Sourdough Hawaiian Rolls
Adapted from my Lean Sourdough Dinner Rolls recipe, which is really great. Also inspired by Sourdough Hawaiian Rolls, which calls for a lot of mixing in a stand mixer, which I don’t own or have space for.
Still in development. Replaced the water from my dinner roll recipe with pineapple juice and milk. I also added butter and an egg, and increased the sugar. Because of the butter and increased sugar, it browns a little too easily, so I decreased the temperature to 350°F.
Yeild is 16 tall rolls or 32 normal size. I usually do the tall ones because of the pans I have available.
Ingredients:
- ~4 cups bread flour
- 180mL (6oz can) pineapple juice
- 180mL whole milk
- 65g (1/3 cup) sugar
- 100g sourdough starter or discard
- 15g / 1 tsp salt
- 2 eggs
- 3 tbsp softened butter
- 2 tbsp melted virgin coconut oil or butter
Hardware:
- large mixing bowl
- bench scraper
- wooden spoon or dough whisk
- 2x loaf pans or larger baking dish
Directions:
- In mixing bowl, juice, milk, sugar, eggs, and sourdough starter together. Let mixture sit on counter for 15-30 minutes.
- Add 1 cup of flour and stir to combine into a wet dough, about 1 minute. Add additional flour, mixing well after each addition until the dough comes together into a rough dough. This may take 2 cups, or it may take 3+. Stir until all the flour is incorporated, and the dough is only slightly sticky. When the dough starts to come together, kneed in butter
- Cover, and let sit at room temperature for 30 minutes.

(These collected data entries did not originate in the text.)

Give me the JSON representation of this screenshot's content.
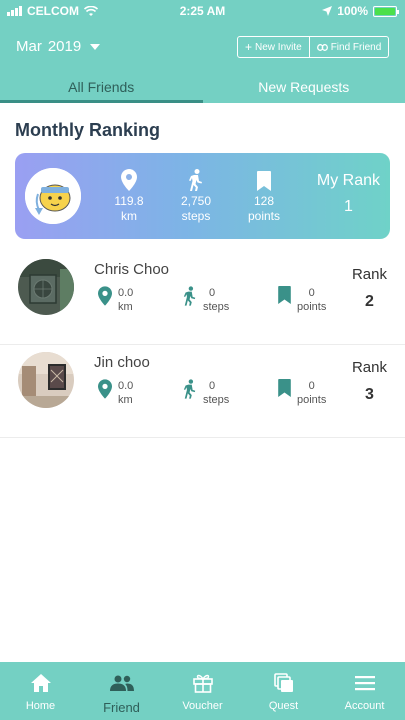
{
  "status_bar": {
    "carrier": "CELCOM",
    "time": "2:25 AM",
    "battery": "100%"
  },
  "header": {
    "month": "Mar",
    "year": "2019",
    "new_invite_label": "New Invite",
    "find_friend_label": "Find Friend"
  },
  "tabs": [
    {
      "label": "All Friends",
      "active": true
    },
    {
      "label": "New Requests",
      "active": false
    }
  ],
  "section_title": "Monthly Ranking",
  "my_stats": {
    "distance_value": "119.8",
    "distance_unit": "km",
    "steps_value": "2,750",
    "steps_unit": "steps",
    "points_value": "128",
    "points_unit": "points",
    "rank_label": "My Rank",
    "rank_value": "1"
  },
  "friends": [
    {
      "name": "Chris Choo",
      "distance_value": "0.0",
      "distance_unit": "km",
      "steps_value": "0",
      "steps_unit": "steps",
      "points_value": "0",
      "points_unit": "points",
      "rank_label": "Rank",
      "rank_value": "2"
    },
    {
      "name": "Jin choo",
      "distance_value": "0.0",
      "distance_unit": "km",
      "steps_value": "0",
      "steps_unit": "steps",
      "points_value": "0",
      "points_unit": "points",
      "rank_label": "Rank",
      "rank_value": "3"
    }
  ],
  "bottom_nav": [
    {
      "label": "Home",
      "icon": "home-icon"
    },
    {
      "label": "Friend",
      "icon": "friends-icon",
      "active": true
    },
    {
      "label": "Voucher",
      "icon": "gift-icon"
    },
    {
      "label": "Quest",
      "icon": "quest-icon"
    },
    {
      "label": "Account",
      "icon": "menu-icon"
    }
  ],
  "colors": {
    "primary": "#74d0c3",
    "accent_dark": "#3a8f86",
    "icon_teal": "#3a9189"
  }
}
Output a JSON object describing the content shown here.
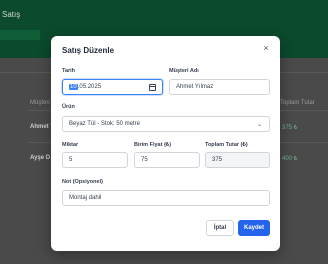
{
  "background": {
    "header_title": "Satış",
    "table_header_left": "Müşteri",
    "table_header_right": "Toplam Tutar",
    "row1_customer": "Ahmet Y",
    "row1_total": "375 ₺",
    "row2_customer": "Ayşe D",
    "row2_total": "400 ₺"
  },
  "modal": {
    "title": "Satış Düzenle",
    "close_label": "×",
    "date": {
      "label": "Tarih",
      "day": "10",
      "rest": ".05.2025"
    },
    "customer": {
      "label": "Müşteri Adı",
      "value": "Ahmet Yılmaz"
    },
    "product": {
      "label": "Ürün",
      "value": "Beyaz Tül - Stok: 50 metre"
    },
    "quantity": {
      "label": "Miktar",
      "value": "5"
    },
    "unit_price": {
      "label": "Birim Fiyat (₺)",
      "value": "75"
    },
    "total": {
      "label": "Toplam Tutar (₺)",
      "value": "375"
    },
    "note": {
      "label": "Not (Opsiyonel)",
      "value": "Montaj dahil"
    },
    "cancel_label": "İptal",
    "save_label": "Kaydet"
  }
}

- Knead for 5-10 minutes on a well-floured work surface. Add more flour as needed to prevent sticking.
- Cover and let sit at room temperature for 30 minutes.
- Add salt, and knead on well floured work surface for 5-10 minutes. Add more flour as needed. Dough should not be sticky.

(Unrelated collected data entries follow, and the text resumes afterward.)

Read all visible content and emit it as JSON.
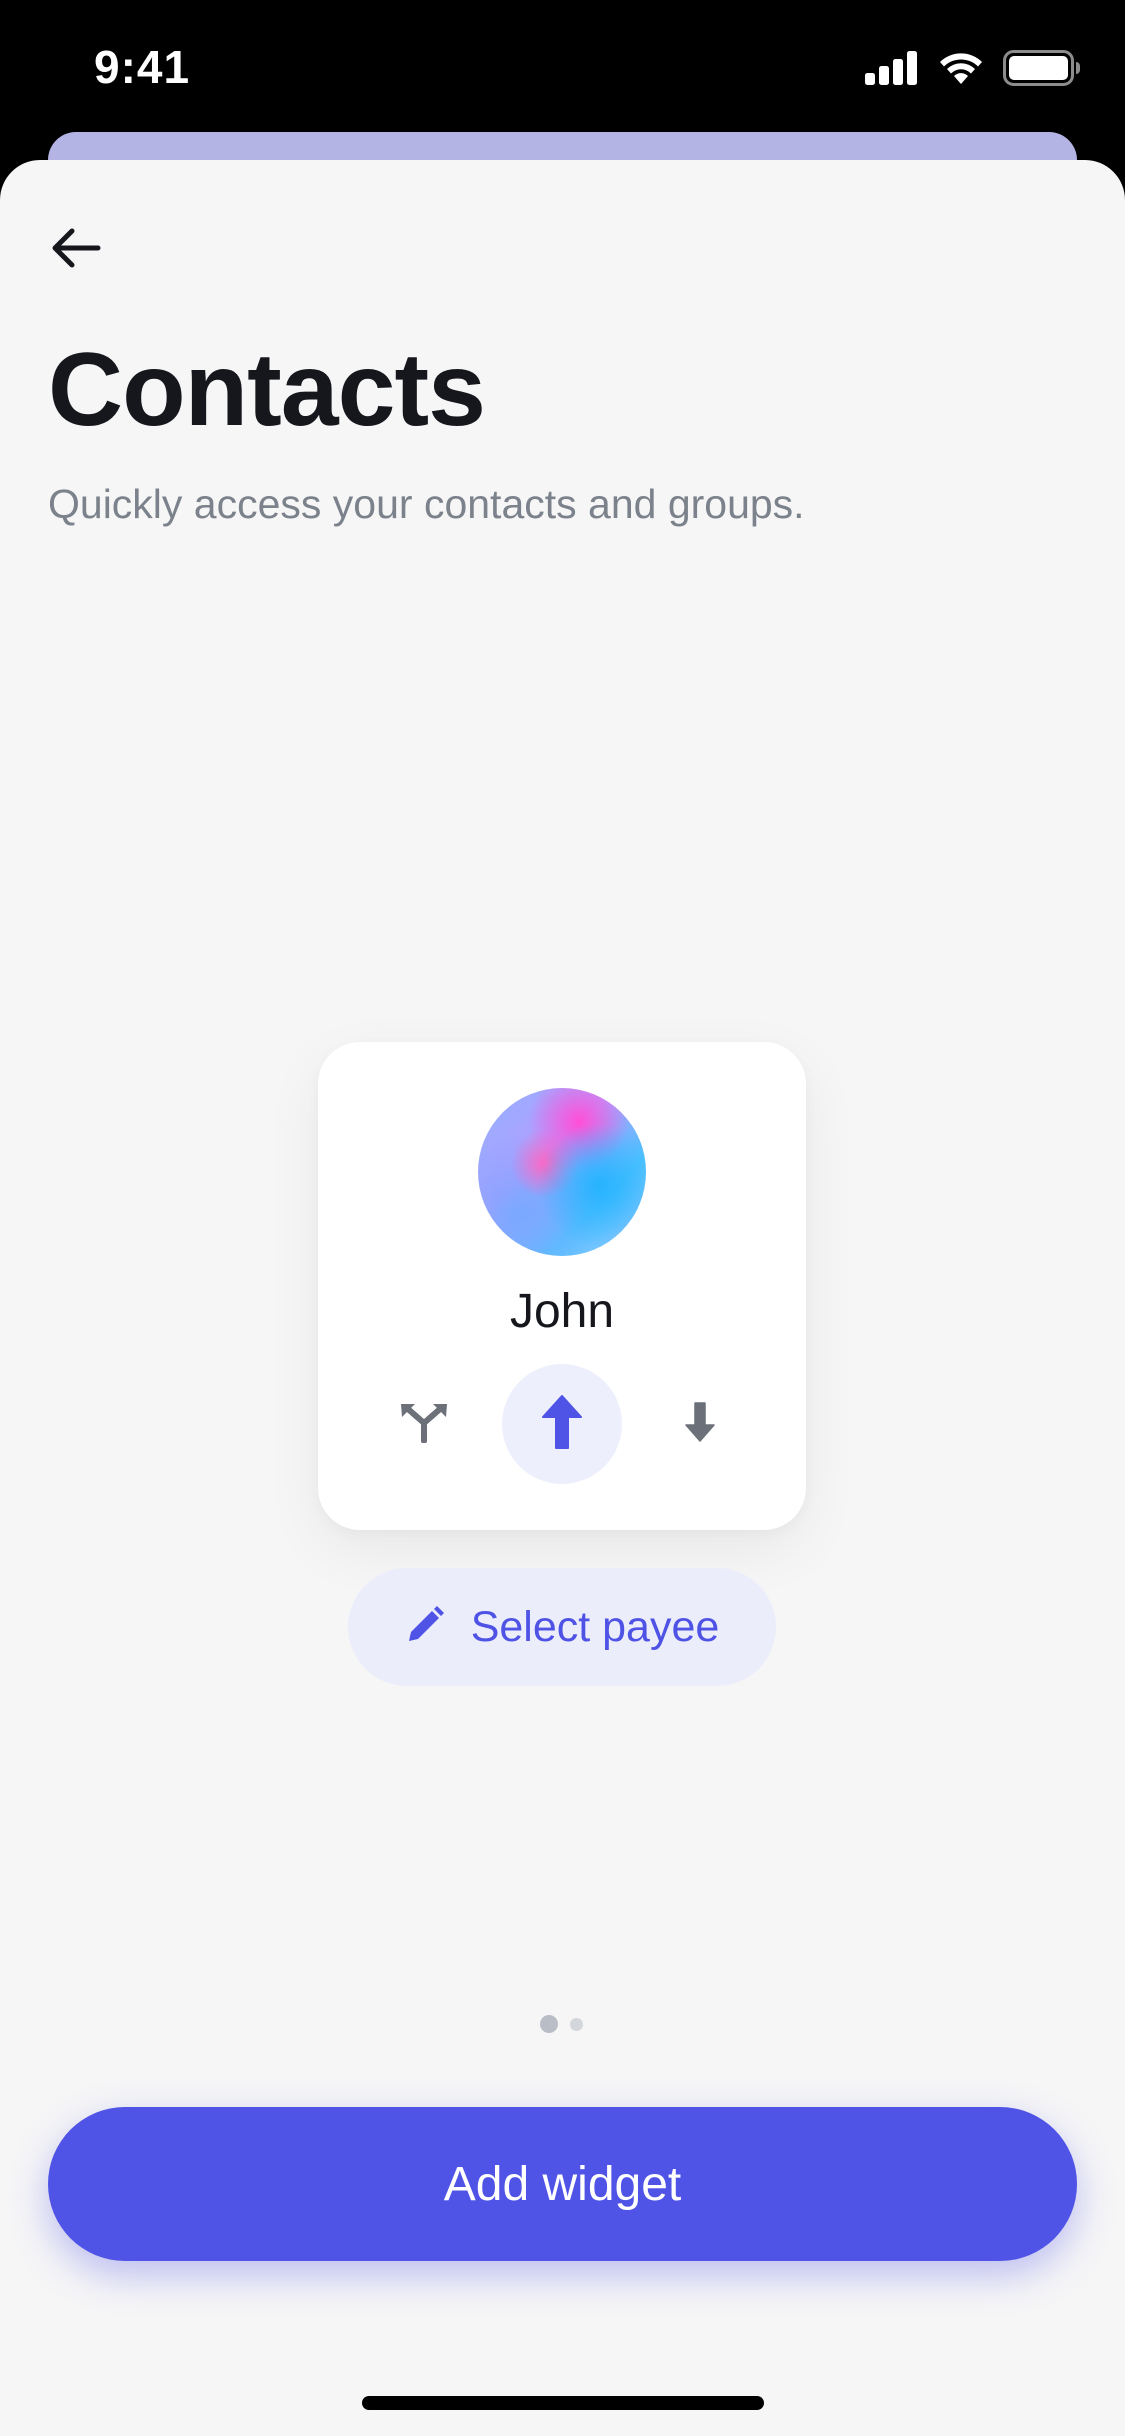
{
  "status_bar": {
    "time": "9:41",
    "icons": [
      "cellular-signal-icon",
      "wifi-icon",
      "battery-icon"
    ]
  },
  "header": {
    "back_icon": "arrow-left-icon",
    "title": "Contacts",
    "subtitle": "Quickly access your contacts and groups."
  },
  "widget": {
    "contact_name": "John",
    "actions": [
      {
        "name": "split",
        "icon": "split-arrows-icon",
        "active": false
      },
      {
        "name": "send",
        "icon": "arrow-up-icon",
        "active": true
      },
      {
        "name": "request",
        "icon": "arrow-down-icon",
        "active": false
      }
    ]
  },
  "select_payee": {
    "icon": "pencil-icon",
    "label": "Select payee"
  },
  "pagination": {
    "current_page": 1,
    "total_pages": 2
  },
  "primary_action": {
    "label": "Add widget"
  },
  "colors": {
    "accent": "#4f53e6",
    "accent_soft": "#ecedfb",
    "background": "#f6f6f7",
    "title": "#15171c",
    "subtitle": "#7c828b",
    "icon_muted": "#6b7079"
  }
}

- Let dough rise until doubled. If you’re using discard, this will probably take a while. If you’re using ripe starter, this can be done overnight in the fridge, or 1-3 hours at room temperature.
- Prepare pan by spraying with baking spray, and optionally making a parchment sling for easy removal.

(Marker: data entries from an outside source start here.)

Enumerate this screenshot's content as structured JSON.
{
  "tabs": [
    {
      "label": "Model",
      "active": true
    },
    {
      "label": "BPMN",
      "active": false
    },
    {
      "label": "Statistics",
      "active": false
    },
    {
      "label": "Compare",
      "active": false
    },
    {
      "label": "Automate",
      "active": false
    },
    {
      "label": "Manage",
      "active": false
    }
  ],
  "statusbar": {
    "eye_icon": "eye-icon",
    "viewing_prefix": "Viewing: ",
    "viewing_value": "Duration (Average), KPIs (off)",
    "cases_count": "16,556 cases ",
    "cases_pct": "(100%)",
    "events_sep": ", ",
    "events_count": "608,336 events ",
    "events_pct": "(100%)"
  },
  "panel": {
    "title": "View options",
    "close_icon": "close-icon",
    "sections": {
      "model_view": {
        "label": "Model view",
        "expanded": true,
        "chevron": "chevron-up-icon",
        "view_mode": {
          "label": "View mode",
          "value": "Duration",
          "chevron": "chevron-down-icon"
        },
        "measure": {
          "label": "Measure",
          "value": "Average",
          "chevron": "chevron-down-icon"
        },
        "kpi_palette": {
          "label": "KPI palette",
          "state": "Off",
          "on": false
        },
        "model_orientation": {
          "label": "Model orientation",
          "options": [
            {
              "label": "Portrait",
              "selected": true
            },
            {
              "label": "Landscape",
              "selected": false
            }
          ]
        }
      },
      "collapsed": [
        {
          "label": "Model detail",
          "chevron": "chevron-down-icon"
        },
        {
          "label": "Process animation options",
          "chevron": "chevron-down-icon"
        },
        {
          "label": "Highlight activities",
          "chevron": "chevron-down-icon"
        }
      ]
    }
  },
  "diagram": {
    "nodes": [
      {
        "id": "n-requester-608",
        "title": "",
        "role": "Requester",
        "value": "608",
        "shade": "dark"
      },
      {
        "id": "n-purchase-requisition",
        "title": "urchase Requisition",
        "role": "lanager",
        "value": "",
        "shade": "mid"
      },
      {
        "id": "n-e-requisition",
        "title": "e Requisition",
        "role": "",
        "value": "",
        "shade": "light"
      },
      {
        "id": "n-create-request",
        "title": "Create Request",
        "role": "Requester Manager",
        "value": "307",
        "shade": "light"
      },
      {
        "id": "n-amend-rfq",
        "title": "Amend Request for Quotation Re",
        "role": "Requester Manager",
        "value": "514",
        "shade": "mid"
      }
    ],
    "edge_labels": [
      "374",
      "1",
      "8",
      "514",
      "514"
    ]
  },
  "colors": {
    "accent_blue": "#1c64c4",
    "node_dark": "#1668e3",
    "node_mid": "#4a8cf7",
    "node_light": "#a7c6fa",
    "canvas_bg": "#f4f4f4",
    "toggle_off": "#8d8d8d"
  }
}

- Punch down, transfer to well floured surface. Divide into 16-32 portions.
- Roll each portion into a tight ball. Roll in melted coconut oil or butter, and put in the pan. All the rolls should be touching.
- Optionally, sprinkle liberally with sesame seeds.
- Sit at room temperature to rise until doubled.
- Pre-heat oven to 350°F.
- Put pan in oven for 25 minutes. Check for doneness (should be 200°F). Cook longer if needed.
- Remove from pan, and cool on wire rack for at least a 15 minutes before serving.